- Genre: Family Comedy-drama
- Created by: Tristram Baumber; Matthew Allred;
- Written by: Tristram Baumber; Lou Sanz; Hannah Samuel; Angela McDonald; Craig Irvin; Gemma Bird Matheson; Magda Wozniak;
- Directed by: Julietta Boscolo; Erin White; Alana Hicks;
- Starring: Cassandra Helmot; Natalie English; Nya Cofie;
- Country of origin: Australia
- Original language: English
- No. of seasons: 2
- No. of episodes: 20

Production
- Executive producers: Chris Oliver-Taylor; Tristram Baumber;
- Producers: Alice Willison; Kieran Hoyle;
- Camera setup: Multi-camera
- Running time: 26 minutes
- Production company: Fremantle Australia

Original release
- Network: ABC Me
- Release: 1 January 2022 – present

= The PM's Daughter =

2022–present Australian TV series

The PM's Daughter is an Australian political comedy drama television series aimed at children and teenagers.
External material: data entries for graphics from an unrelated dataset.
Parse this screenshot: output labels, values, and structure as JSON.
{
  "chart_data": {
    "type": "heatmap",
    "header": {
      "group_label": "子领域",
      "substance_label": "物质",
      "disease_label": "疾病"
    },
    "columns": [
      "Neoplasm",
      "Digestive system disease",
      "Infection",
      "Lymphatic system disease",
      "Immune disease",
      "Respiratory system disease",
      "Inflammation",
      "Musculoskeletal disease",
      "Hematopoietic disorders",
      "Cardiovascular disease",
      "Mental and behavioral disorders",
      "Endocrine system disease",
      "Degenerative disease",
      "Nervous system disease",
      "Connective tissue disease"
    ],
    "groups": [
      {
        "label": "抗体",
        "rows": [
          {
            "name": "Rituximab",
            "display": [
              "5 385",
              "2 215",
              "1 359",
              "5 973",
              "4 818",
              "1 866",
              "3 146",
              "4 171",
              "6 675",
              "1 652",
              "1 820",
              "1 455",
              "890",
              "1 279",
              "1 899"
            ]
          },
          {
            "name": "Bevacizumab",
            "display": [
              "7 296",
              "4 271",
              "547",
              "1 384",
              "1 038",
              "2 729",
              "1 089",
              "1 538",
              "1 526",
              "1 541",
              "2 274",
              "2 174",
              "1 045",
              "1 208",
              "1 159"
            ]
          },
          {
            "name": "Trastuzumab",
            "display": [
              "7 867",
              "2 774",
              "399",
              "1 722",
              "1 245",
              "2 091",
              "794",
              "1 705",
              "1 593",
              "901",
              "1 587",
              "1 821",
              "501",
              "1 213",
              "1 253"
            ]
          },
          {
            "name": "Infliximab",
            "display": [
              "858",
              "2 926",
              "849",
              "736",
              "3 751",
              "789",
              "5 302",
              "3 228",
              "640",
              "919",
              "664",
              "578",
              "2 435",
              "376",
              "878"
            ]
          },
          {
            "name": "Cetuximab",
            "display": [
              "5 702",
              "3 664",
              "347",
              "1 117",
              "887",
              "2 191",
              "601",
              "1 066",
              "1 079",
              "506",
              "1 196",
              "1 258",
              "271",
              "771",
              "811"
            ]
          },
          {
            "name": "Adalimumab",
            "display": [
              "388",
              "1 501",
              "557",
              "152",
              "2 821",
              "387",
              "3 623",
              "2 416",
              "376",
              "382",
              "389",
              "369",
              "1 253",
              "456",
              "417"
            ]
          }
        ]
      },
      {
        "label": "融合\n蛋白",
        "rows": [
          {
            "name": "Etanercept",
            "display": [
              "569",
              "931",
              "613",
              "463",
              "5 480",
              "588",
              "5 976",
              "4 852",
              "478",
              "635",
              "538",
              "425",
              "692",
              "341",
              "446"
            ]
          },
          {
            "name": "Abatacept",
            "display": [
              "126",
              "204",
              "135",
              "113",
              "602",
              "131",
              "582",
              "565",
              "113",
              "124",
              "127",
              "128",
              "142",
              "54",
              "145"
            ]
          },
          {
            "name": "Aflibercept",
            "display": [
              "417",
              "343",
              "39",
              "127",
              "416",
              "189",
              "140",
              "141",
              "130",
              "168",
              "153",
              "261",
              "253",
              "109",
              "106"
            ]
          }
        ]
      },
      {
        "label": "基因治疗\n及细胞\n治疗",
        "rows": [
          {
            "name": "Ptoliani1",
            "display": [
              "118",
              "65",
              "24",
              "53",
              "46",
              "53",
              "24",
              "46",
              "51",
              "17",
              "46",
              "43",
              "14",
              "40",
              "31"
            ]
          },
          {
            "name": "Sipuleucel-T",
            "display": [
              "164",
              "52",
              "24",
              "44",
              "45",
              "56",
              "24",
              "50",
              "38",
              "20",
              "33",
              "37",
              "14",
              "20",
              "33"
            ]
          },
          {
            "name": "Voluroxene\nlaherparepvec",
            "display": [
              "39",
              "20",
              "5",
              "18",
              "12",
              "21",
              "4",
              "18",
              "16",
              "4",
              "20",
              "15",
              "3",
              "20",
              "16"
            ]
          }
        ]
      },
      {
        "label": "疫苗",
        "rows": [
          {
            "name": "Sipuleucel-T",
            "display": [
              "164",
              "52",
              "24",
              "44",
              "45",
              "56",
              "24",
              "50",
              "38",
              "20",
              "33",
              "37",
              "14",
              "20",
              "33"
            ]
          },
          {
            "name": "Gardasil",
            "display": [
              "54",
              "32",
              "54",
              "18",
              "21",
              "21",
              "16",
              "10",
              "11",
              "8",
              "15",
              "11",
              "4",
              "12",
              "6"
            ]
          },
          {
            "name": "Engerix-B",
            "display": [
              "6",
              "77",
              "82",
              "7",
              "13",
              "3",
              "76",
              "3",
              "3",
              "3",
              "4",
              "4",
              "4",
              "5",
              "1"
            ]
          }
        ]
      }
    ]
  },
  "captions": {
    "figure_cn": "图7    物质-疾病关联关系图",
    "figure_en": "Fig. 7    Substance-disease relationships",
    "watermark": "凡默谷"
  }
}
It premiered on ABC Me on 1 January 2022.

==Cast==
- Cassandra Helmot as Cat Parkes Pérez
- Natalie English as Sadie
- Jaga Yap as Ollie
- Nya Cofie as Miro
- Amelie James-Power as Georgina
- Claire Fearon as Prime Minister Isabel Pérez
- Anthony Brandon Wong as Deputy Prime Minister Tim Yeung
- Gemma Bird Matheson as Yvette
- Renee Lim as Deputy Principal Tan
- Maximilian Mulvenney as Jared
- Indiana Kwong as Grace
- Amelie James Power as Georgina
- Lewis Fitz-Gerald as Henry
- Cecilia Yeoman as Jacinta
- Sebastian Alanis Alvarez as Tom
- Dinitha Senevirathne as Eric
- Mantshologane Maile as Murphy
- Michael Beckley as Carl

==Production==
The series was filmed in July 2021 in various locations in Sydney and Canberra, including Brockby Lodge in Strathfield, the former home of Harold Arnott (1888–1971) of Arnott's Biscuits fame. The house is used as the exterior location of the Prime Minister of Australia's residence The Lodge. A Victorian style home is used as the interior of the PM's house.

The second series was also filmed in Sydney with some scenes filmed in Canberra, and aired on the 12th of June 2023 on ABC Me and ABC iview.